Banks spend millions year after year in their effort to craft an image of ultimate security for the modern financial fortress. Banks surround us with sleek interfaces and promises of high-end encryption, unrivalled reliability, and effortless efficiency at our fingertips. They convince us that our money has never been safer and that their sophisticated AI-driven security systems are almost impossible to penetrate. But when you actually face a crisis like an unauthorised charge on a supposedly “secure” virtual card, that confidence starts to crack. It feels less like a partnership built on trust and more like a carefully managed branding exercise.
The Notifications That Changed Everything
And yet, it recently happened to me through FNB. A Bank whose consistent messaging has revolved around a few core promises which include help, trust, innovation, convenience, and security. On April 4, I found myself staring at unauthorised transactions on a card that, technically speaking, should have been incredibly difficult to exploit in that way. I use virtual credit cards because the constantly changing CVV is supposed to act as the ultimate safeguard against fraudsters. At least, that’s what banks keep telling us. So if the code refreshes every few minutes, how can someone possibly run up a bill without me knowing? Out of nowhere, notifications for multiple transactions started appearing on my phone. I knew I hadn’t made them, yet somehow my name was attached to every single one. Someone had used my virtual credit card for transactions I never authorised. What makes this even harder to process is the fact that banks constantly market virtual cards as one of the safest ways to transact online. So naturally, when fraudulent transactions still go through, you start asking questions tied to logic. And that raises the biggest question, if fraudsters can still bypass the very security features banks constantly promote as protection, then what exactly are customers supposed to trust?
“Secure” Until It Isn’t
My first instinct was to call FNB and get this clarified. I made the call at 12:26pm that same day, but the bank simply provided me with a case number and informed me that they would conduct an investigation, which could take anywhere between 7 and 30 days. In that time I received no feedback what so ever. I called the fraud department again on April 6, only to hear that the investigation was still in progress and that I would simply have to wait. The moment I tried to push back, I realised just how heavily the system leans against consumers. Despite the fact that someone carried out unauthorised transactions on a virtual card protected by a dynamic CVV, the bank refused to take responsibility and reserved comment. “Investigations take time” became the standard response. How much of time, is anybodies guess. Which means I now have to repay the money, with interest attached to it. And that changes the entire experience. You see, at this point I am no longer just dealing with fraud, I am dealing with the financial aftermath of a system failure that has become my burden to carry.

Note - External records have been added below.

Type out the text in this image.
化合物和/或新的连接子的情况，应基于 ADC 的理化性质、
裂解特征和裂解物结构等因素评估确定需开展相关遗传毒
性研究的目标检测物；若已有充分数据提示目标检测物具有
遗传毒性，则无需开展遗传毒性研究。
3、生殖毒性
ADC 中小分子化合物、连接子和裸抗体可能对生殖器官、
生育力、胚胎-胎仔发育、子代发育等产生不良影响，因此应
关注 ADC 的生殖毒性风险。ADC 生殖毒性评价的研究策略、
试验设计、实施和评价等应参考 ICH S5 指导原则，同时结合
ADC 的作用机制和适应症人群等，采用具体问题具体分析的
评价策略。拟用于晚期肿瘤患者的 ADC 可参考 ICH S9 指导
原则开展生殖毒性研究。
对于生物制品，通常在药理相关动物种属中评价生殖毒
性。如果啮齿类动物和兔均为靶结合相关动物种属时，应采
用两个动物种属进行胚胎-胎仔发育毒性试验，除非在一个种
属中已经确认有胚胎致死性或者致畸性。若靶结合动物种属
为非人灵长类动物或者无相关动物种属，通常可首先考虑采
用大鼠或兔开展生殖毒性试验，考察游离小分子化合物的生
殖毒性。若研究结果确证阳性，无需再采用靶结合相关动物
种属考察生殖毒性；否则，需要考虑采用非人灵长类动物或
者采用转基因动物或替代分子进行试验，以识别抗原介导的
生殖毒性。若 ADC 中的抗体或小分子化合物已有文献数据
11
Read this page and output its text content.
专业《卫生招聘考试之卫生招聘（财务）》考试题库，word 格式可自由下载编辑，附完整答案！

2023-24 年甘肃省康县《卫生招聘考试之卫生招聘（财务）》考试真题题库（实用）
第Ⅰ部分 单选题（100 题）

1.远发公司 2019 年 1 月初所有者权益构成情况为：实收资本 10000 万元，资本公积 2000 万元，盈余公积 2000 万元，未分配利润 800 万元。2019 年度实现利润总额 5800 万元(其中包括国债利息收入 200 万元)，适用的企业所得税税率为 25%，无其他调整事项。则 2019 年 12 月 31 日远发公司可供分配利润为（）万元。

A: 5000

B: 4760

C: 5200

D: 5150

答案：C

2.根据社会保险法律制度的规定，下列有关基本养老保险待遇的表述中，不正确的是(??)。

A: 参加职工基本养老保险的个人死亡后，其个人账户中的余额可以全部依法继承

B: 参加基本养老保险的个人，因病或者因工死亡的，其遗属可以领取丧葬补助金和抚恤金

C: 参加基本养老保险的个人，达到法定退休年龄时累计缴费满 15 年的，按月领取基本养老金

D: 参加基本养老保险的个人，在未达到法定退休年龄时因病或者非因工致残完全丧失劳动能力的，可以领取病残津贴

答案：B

The Problem With Digital Trust
Watching the recent Daily Maverick report on this was a wake-up call. It turns out I’m just one of thousands. Commercial crime in South Africa is exploding, while violent crime stats are actually dipping. But because the banks keep these stories quiet by simply blaming the victim, we don’t realise how common this is. I think the biggest takeaway is understanding that modern fraud doesn’t happen the way people imagine or the way movies portray it. Criminals have evolved. They no longer focus only on stealing physical cards or randomly guessing numbers. The system as well as the methods used to exploit it have evolved. A changing CVV sounds airtight in theory, but digital payment systems operate across multiple layers. Stored merchant credentials, tokenised payments, compromised apps, phishing attempts, malware, leaked databases, and social engineering tactics all create potential entry points for fraudsters.Fraudsters don’t necessarily need access to every layer. All they need is access to the weakest link in the chain. And that’s the part consumers don’t always hear about.
When The Customer Carries The Cost
Consumers are sold a rather pretty convincing package. A package packed with convenience, safety, advanced fraud detection and instant control through banking apps. The finance institutions convince us that virtual cards are smarter and more secure than physical cards. So when fraud does happen, it feels less like “bad luck” and more like watching your confidence in a system collapse in real time. Almost immediately, a wall goes up between the customer and the bank. The standard line is always that the customer was negligent with their credentials. In their eyes, the system is perfect, so the human must be the glitch. Even when the math doesn’t add up the burden of proof sits squarely with the consumer.
The Gap Between Marketing And Reality
If banks market virtual cards as highly secure because of features like rotating CVVs, then surely there should also be a more transparent conversation around what happens when those protections fail. And maybe that’s the real issue here. The conversation is not whether virtual cards are useful, we know that they are. And it’s not whether fraud prevention systems work, because for the most part, they do. But consumers are often sold digital security in a way that sounds absolute. Almost guaranteed. Then the moment fraud slips through the cracks, the responsibility suddenly becomes far more complicated. The reality is that digital banking has evolved faster than most people’s understanding of how vulnerable these systems can still be. Fraud today isn’t always about somebody stealing your card. Sometimes it’s about weaknesses buried somewhere inside an entire payment ecosystem most of us never even see. Unfortunately, you only really understand that once you become the person staring at transactions you never made… while trying to explain to a bank that none of it makes sense.